The Protection Racket
No one enjoying a pastoral scenic view would ever suspect that those statuesque cows could cause so much trouble. But thanks to them and their herders, this country's honesty is in question, our ECA program retarded, and American agriculture in danger.
Wanting to make sure that the American public appreciates not only the scenic value of American cows but their produce as well, the dairy interests pushed through an amendment to the Defense Production Act drastically restricting imports of cheese, butter, and other fats. This Anderson-Thye amendment has made a mockery of United States leadership in the movement toward free world trade, a State Department crusade since 1934.

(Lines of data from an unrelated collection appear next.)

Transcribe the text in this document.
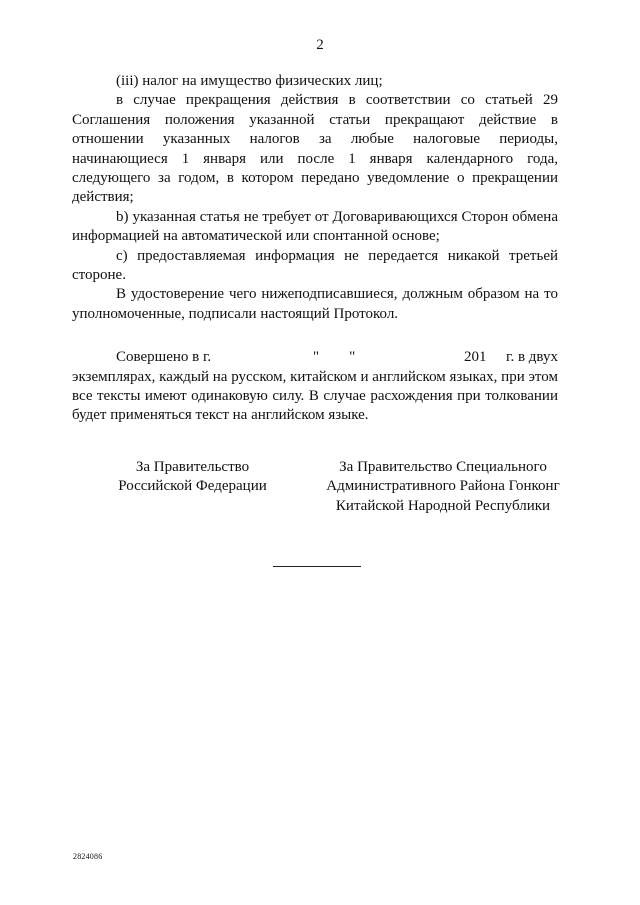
2

(iii) налог на имущество физических лиц;

в случае прекращения действия в соответствии со статьей 29 Соглашения положения указанной статьи прекращают действие в отношении указанных налогов за любые налоговые периоды, начинающиеся 1 января или после 1 января календарного года, следующего за годом, в котором передано уведомление о прекращении действия;

b) указанная статья не требует от Договаривающихся Сторон обмена информацией на автоматической или спонтанной основе;

c) предоставляемая информация не передается никакой третьей стороне.

В удостоверение чего нижеподписавшиеся, должным образом на то уполномоченные, подписали настоящий Протокол.

Совершено в г.	"        "	201 г. в двух

экземплярах, каждый на русском, китайском и английском языках, при этом все тексты имеют одинаковую силу. В случае расхождения при толковании будет применяться текст на английском языке.

За Правительство
Российской Федерации
За Правительство Специального
Административного Района Гонконг
Китайской Народной Республики
2824086
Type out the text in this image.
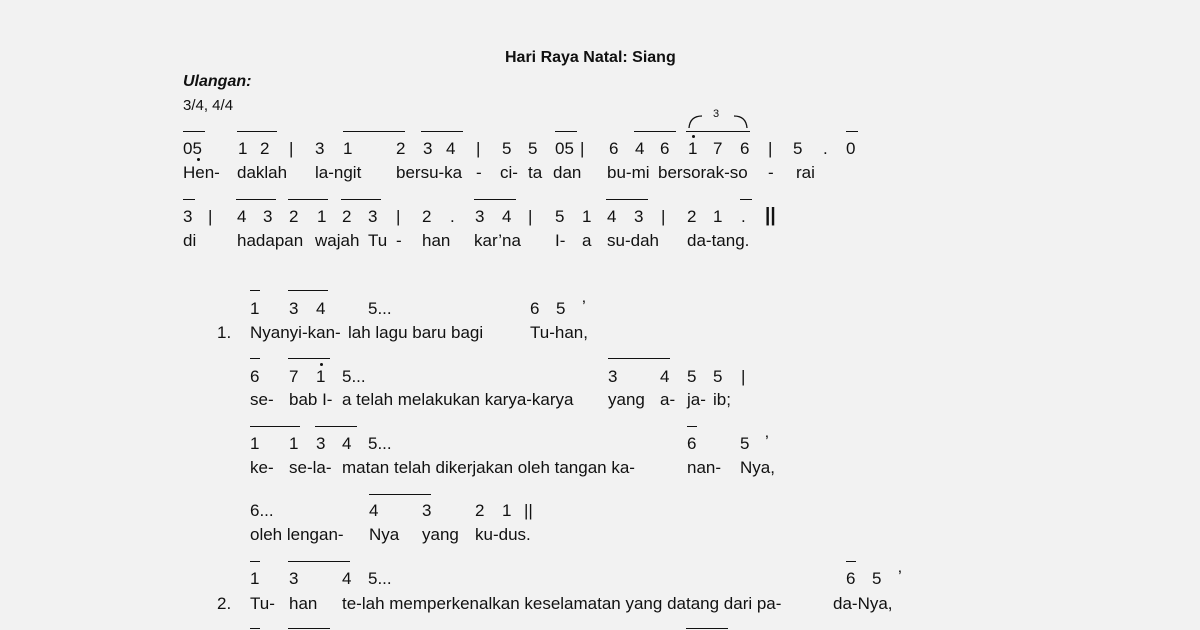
Hari Raya Natal: Siang
Ulangan:
3/4, 4/4
05 1 2 | 3 1	2 3 4 | 5 5 05 | 6 4 6 1 7 6 | 5 . 0
3
Hen- daklah la-ngit bersu-ka - ci- ta dan bu-mi bersorak-so - rai
3 | 4 3 2 1 2 3 | 2 . 3 4 | 5 1 4 3 | 2 1 . ||
di hadapan wajah Tu - han kar’na I- a su-dah da-tang.
1 3 4	5...	6 5 ’
1. Nyanyi-kan- lah lagu baru bagi	Tu-han,
6 7 1 5...	3	4 5 5 |
se- bab I- a telah melakukan karya-karya yang a- ja- ib;
1 1 3 4 5...	6	5 ’
ke- se-la- matan telah dikerjakan oleh tangan ka-	nan- Nya,
6...	4	3	2 1 ||
oleh lengan- Nya yang ku-dus.
1 3	4 5...	6 5 ’
2. Tu- han te-lah memperkenalkan keselamatan yang datang dari pa-	da-Nya,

Seventeen years ago American trade policy consisted of high tariff walls unilaterally built by protection-minded congressmen. Secretary of State Hull's Reciprocal Trade Agreements lowered those walls somewhat, and since then substantial cuts have been made. The latest effort along this line was U.S. sponsorship of the General Agreement on Tariffs and Trade, a web of multilateral agreements set up in 1948 by which the signatories, including all ECA nations, guaranteed to lower restrictions as far as they could.

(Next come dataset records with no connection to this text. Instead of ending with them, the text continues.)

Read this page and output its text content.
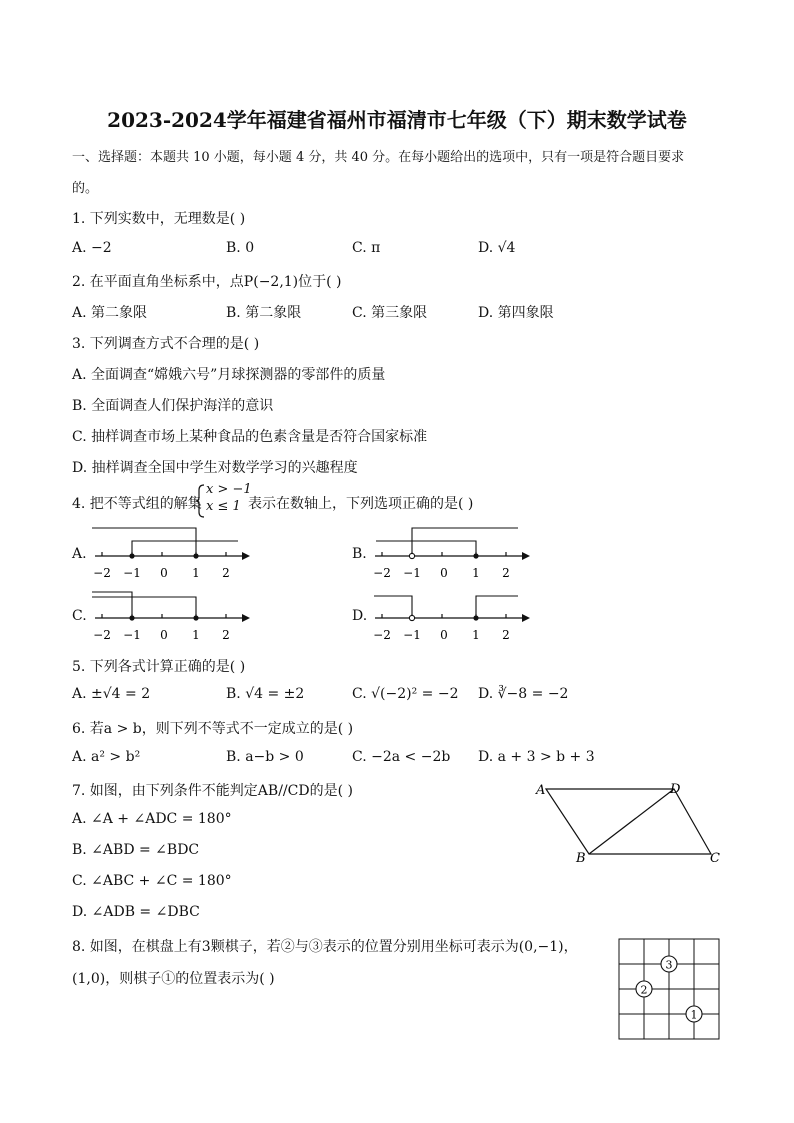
2023-2024学年福建省福州市福清市七年级（下）期末数学试卷
一、选择题：本题共 10 小题，每小题 4 分，共 40 分。在每小题给出的选项中，只有一项是符合题目要求
的。
1. 下列实数中，无理数是( )
A. −2	B. 0	C. π	D. √4
2. 在平面直角坐标系中，点P(−2,1)位于( )
A. 第二象限	B. 第二象限	C. 第三象限	D. 第四象限
3. 下列调查方式不合理的是( )
A. 全面调查“嫦娥六号”月球探测器的零部件的质量
B. 全面调查人们保护海洋的意识
C. 抽样调查市场上某种食品的色素含量是否符合国家标准
D. 抽样调查全国中学生对数学学习的兴趣程度
4. 把不等式组的解集
x > −1
x ≤ 1 表示在数轴上，下列选项正确的是( )
A.	B.
C.	D.
−2 −1 0 1 2	−2 −1 0 1 2
−2 −1 0 1 2	−2 −1 0 1 2
5. 下列各式计算正确的是( )
A. ±√4 = 2	B. √4 = ±2	C. √(−2)² = −2 D. ∛−8 = −2
6. 若a > b，则下列不等式不一定成立的是( )
A. a² > b²	B. a−b > 0	C. −2a < −2b D. a + 3 > b + 3
7. 如图，由下列条件不能判定AB//CD的是( )
A. ∠A + ∠ADC = 180°
B. ∠ABD = ∠BDC
C. ∠ABC + ∠C = 180°
D. ∠ADB = ∠DBC
A	D
B	C
8. 如图，在棋盘上有3颗棋子，若②与③表示的位置分别用坐标可表示为(0,−1)，
(1,0)，则棋子①的位置表示为( )
3
2
1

The Anderson-Thye amendment has all but torn this web apart, leaving other members of GATT with the feeling that U.S. trade policy is insincere and undependable. Already three countries, Denmark, Holland, and Canada have accused the United States at the recent GATT conference in Geneva of "impairing and nullifying" the agreement, and all that Undersecretary of State Willard Thorpe could do at the time was admit it.
The dairy interests' victory has also left its mark on the ECA. A good example is Belgium, where cheese exports to America were a main factor in the fight for self-sufficiency. The Belgian ECA program received a serious setback when the U.S. Department of Agriculture, under the Anderson-Thye amendment, had to cut cheese imports forty percent last August.

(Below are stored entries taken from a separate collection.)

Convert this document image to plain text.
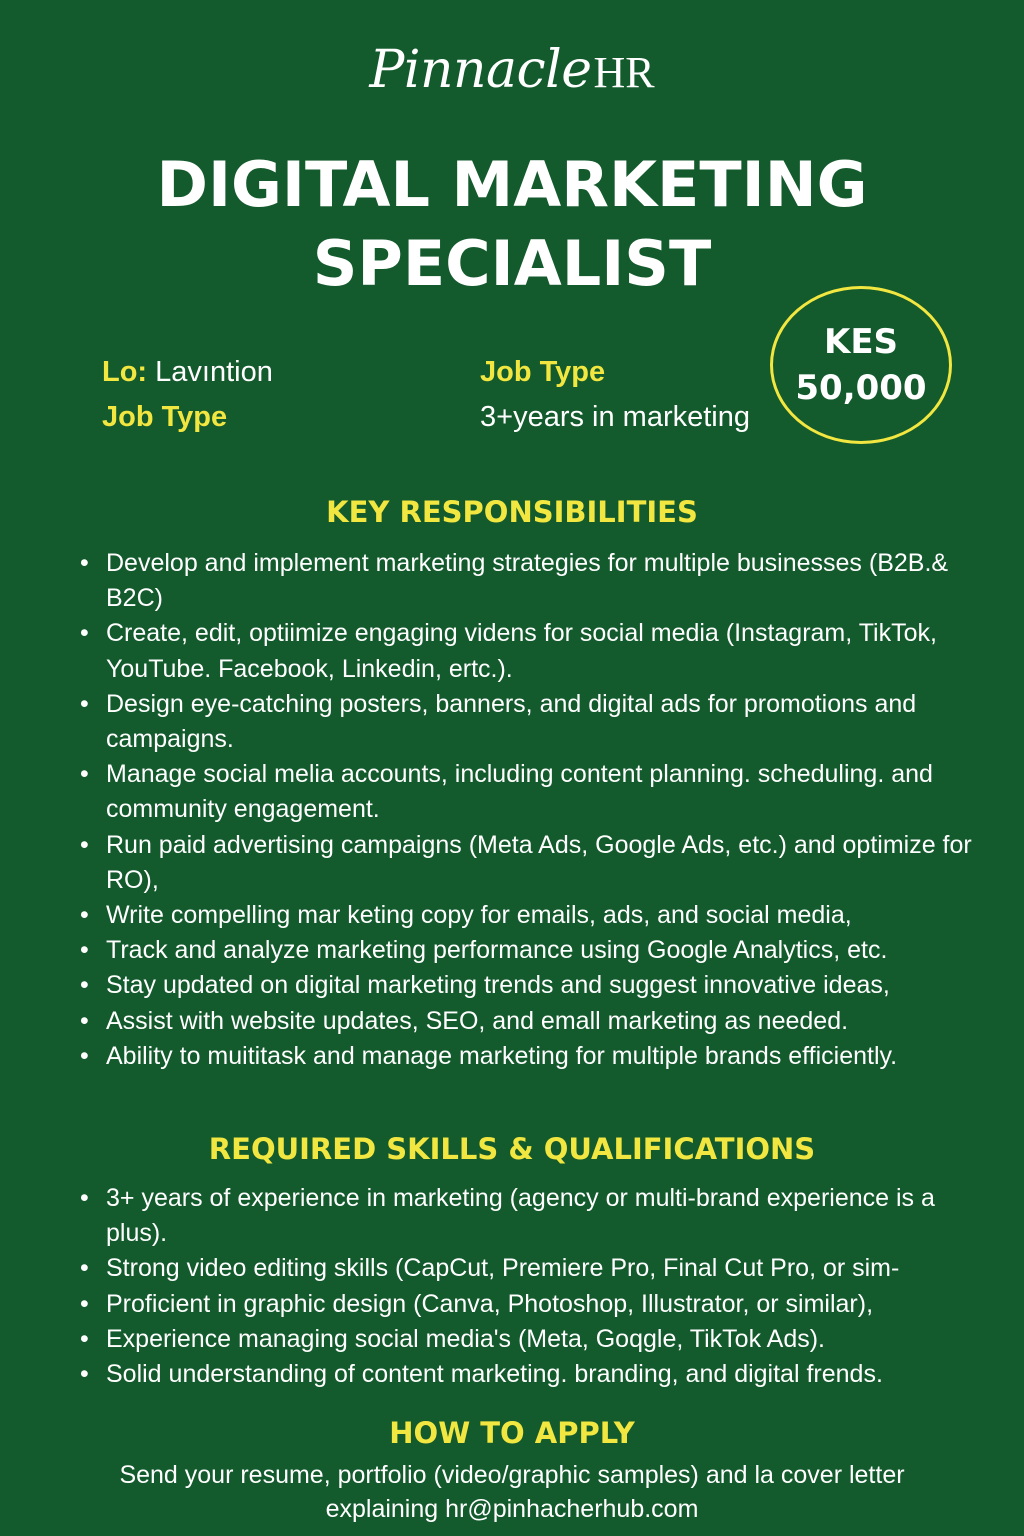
PinnacleHR
DIGITAL MARKETING
SPECIALIST
Lo: Lavıntion
Job Type
Job Type
3+years in marketing
KES
50,000
KEY RESPONSIBILITIES
• Develop and implement marketing strategies for multiple businesses (B2B.& B2C)
• Create, edit, optiimize engaging videns for social media (Instagram, TikTok, YouTube. Facebook, Linkedin, ertc.).
• Design eye-catching posters, banners, and digital ads for promotions and campaigns.
• Manage social melia accounts, including content planning. scheduling. and community engagement.
• Run paid advertising campaigns (Meta Ads, Google Ads, etc.) and optimize for RO),
• Write compelling mar keting copy for emails, ads, and social media,
• Track and analyze marketing performance using Google Analytics, etc.
• Stay updated on digital marketing trends and suggest innovative ideas,
• Assist with website updates, SEO, and emall marketing as needed.
• Ability to muititask and manage marketing for multiple brands efficiently.
REQUIRED SKILLS & QUALIFICATIONS
• 3+ years of experience in marketing (agency or multi-brand experience is a plus).
• Strong video editing skills (CapCut, Premiere Pro, Final Cut Pro, or sim-
• Proficient in graphic design (Canva, Photoshop, Illustrator, or similar),
• Experience managing social media's (Meta, Goqgle, TikTok Ads).
• Solid understanding of content marketing. branding, and digital frends.
HOW TO APPLY
Send your resume, portfolio (video/graphic samples) and la cover letter
explaining hr@pinhacherhub.com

The State Department and United States allies are not alone in their suffering--a large section of American agriculture will soon have to stew in its own produce if the restrictions are not repealed Secretary Acheson explained it:
"Many of our agricultural products such as apples, citrus fruits, cotton, and tobacco depend heavily on overseas markets. The obvious step for other countries to take in meeting the United States threat to restrict their products is to impose counter-restrictions in retaliation...On balance, American agriculture will suffer from this provision."
This evidently does not interest the dairy men, nor does the ECA program nor even their own country's prestige and honesty; they, as well as the congressmen who cooperated with them, seem to be more interested in protecting their own profits. Congress would do well to make a little less noise about municipal and state-wide protection rackets and do something about its own version.